My name was now Wanderer, yet her memories fit it just as well as my own. Except that my wandering was by choice. These flashes of memory were always tinged with the fear of the hunted. Not wandering, but running.
I tried not to feel pity. Instead, I worked to focus the memories. I didn’t need to see where she’d been, only where she was going. I sorted through the pictures that tied to the word Chicago, but none seemed to be anything more than random images. I widened my net. What was outside Chicago? Cold, I thought. It was cold, and there was some worry about that.
Where? I pushed, and the wall came back.
I exhaled in a gust. “Outside the city—in the wilderness… a state park, away from any habitations. It’s not somewhere she’d been before, but she knew how to get there.”
“How soon?” the Seeker asked.
“Soon.” The answer came automatically. “How long have I been here?”
“We let the host heal for nine days, just to be absolutely sure she was recovered,” the Healer told me. “Insertion was today, the tenth day.”
Ten days. My body felt a staggering wave of relief.
“Too late,” I said. “For the rendezvous point… or even the note.” I could feel the host’s reaction to this—could feel it much too strongly. The host was almost… smug. I allowed the words she thought to be spoken, so that I could learn from them. “He won’t be there.”
“He?” The Seeker pounced on the pronoun. “Who?”
The black wall slammed down with more force than she’d used before. She was the tiniest fraction of a second too late.
Again, the face filled my mind. The beautiful face with the golden tan skin and the light-flecked eyes. The face that stirred a strange, deep pleasure within me while I viewed it so clearly in my mind.
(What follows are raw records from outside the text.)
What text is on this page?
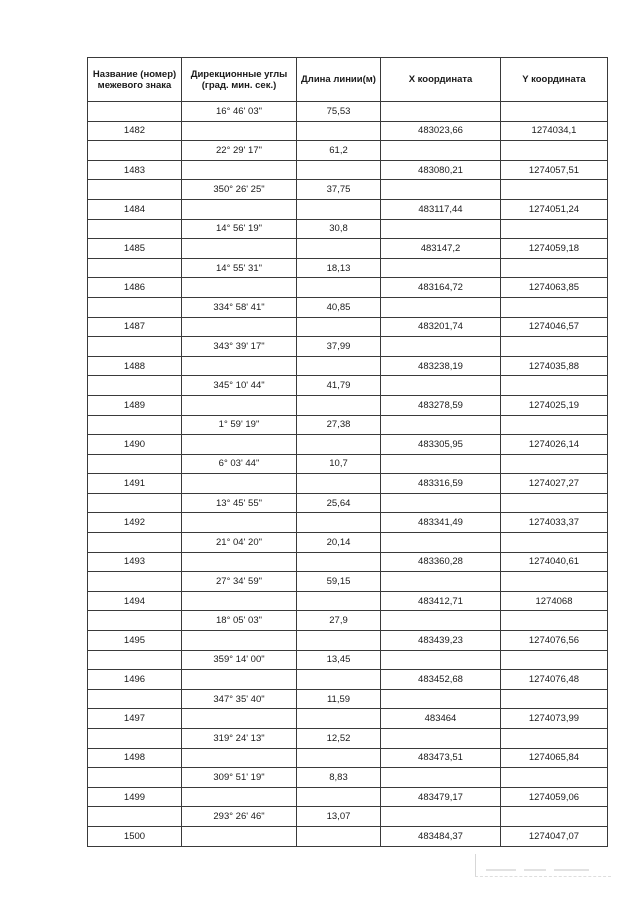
Название (номер) межевого знака	Дирекционные углы (град. мин. сек.)	Длина линии(м)	X координата	Y координата
	16° 46' 03"	75,53		
1482			483023,66	1274034,1
	22° 29' 17"	61,2		
1483			483080,21	1274057,51
	350° 26' 25"	37,75		
1484			483117,44	1274051,24
	14° 56' 19"	30,8		
1485			483147,2	1274059,18
	14° 55' 31"	18,13		
1486			483164,72	1274063,85
	334° 58' 41"	40,85		
1487			483201,74	1274046,57
	343° 39' 17"	37,99		
1488			483238,19	1274035,88
	345° 10' 44"	41,79		
1489			483278,59	1274025,19
	1° 59' 19"	27,38		
1490			483305,95	1274026,14
	6° 03' 44"	10,7		
1491			483316,59	1274027,27
	13° 45' 55"	25,64		
1492			483341,49	1274033,37
	21° 04' 20"	20,14		
1493			483360,28	1274040,61
	27° 34' 59"	59,15		
1494			483412,71	1274068
	18° 05' 03"	27,9		
1495			483439,23	1274076,56
	359° 14' 00"	13,45		
1496			483452,68	1274076,48
	347° 35' 40"	11,59		
1497			483464	1274073,99
	319° 24' 13"	12,52		
1498			483473,51	1274065,84
	309° 51' 19"	8,83		
1499			483479,17	1274059,06
	293° 26' 46"	13,07		
1500			483484,37	1274047,07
Though the wall slapped into place with an accompanying sensation of vicious resentment, it was not fast enough.
“Jared,” I answered. As quickly as if it had come from me, the thought that was not mine followed the name through my lips. “Jared is safe.”
CHAPTER 4
Dreamed
It is too dark to be so hot, or maybe too hot to be so dark. One of the two is out of place.
I crouch in the darkness behind the weak protection of a scrubby creosote bush, sweating out all the water left in my body. It’s been fifteen minutes since the car left the garage. No lights have come on. The arcadia door is open two inches, letting the swamp cooler do its job. I can imagine the feel of the moist, cool air blowing through the screen. I wish it could reach me here.
My stomach gurgles, and I clench my abdominal muscles to stifle the sound. It is quiet enough that the murmur carries.
I am so hungry.
There is another need that is stronger—another hungry stomach hidden safely far away in the darkness, waiting alone in the rough cave that is our temporary home. A cramped place, jagged with volcanic rock. What will he do if I don’t come back? All the pressure of motherhood with none of the knowledge or experience. I feel so hideously helpless. Jamie is hungry.
There are no other houses close to this one. I’ve been watching since the sun was still white hot in the sky, and I don’t think there is a dog, either.
I ease up from my crouch, my calves screaming in protest, but keep hunched at the waist, trying to be smaller than the bush. The way up the wash is smooth sand, a pale pathway in the light of the stars. There are no sounds of cars on the road.
I know what they will realize when they return, the monsters who look like a nice couple in their early fifties. They will know exactly what I am, and the search will begin at once. I need to be far away. I really hope they are going out for a night on the town. I think it’s Friday. They keep our habits so perfectly, it’s hard to see any difference. Which is how they won in the first place.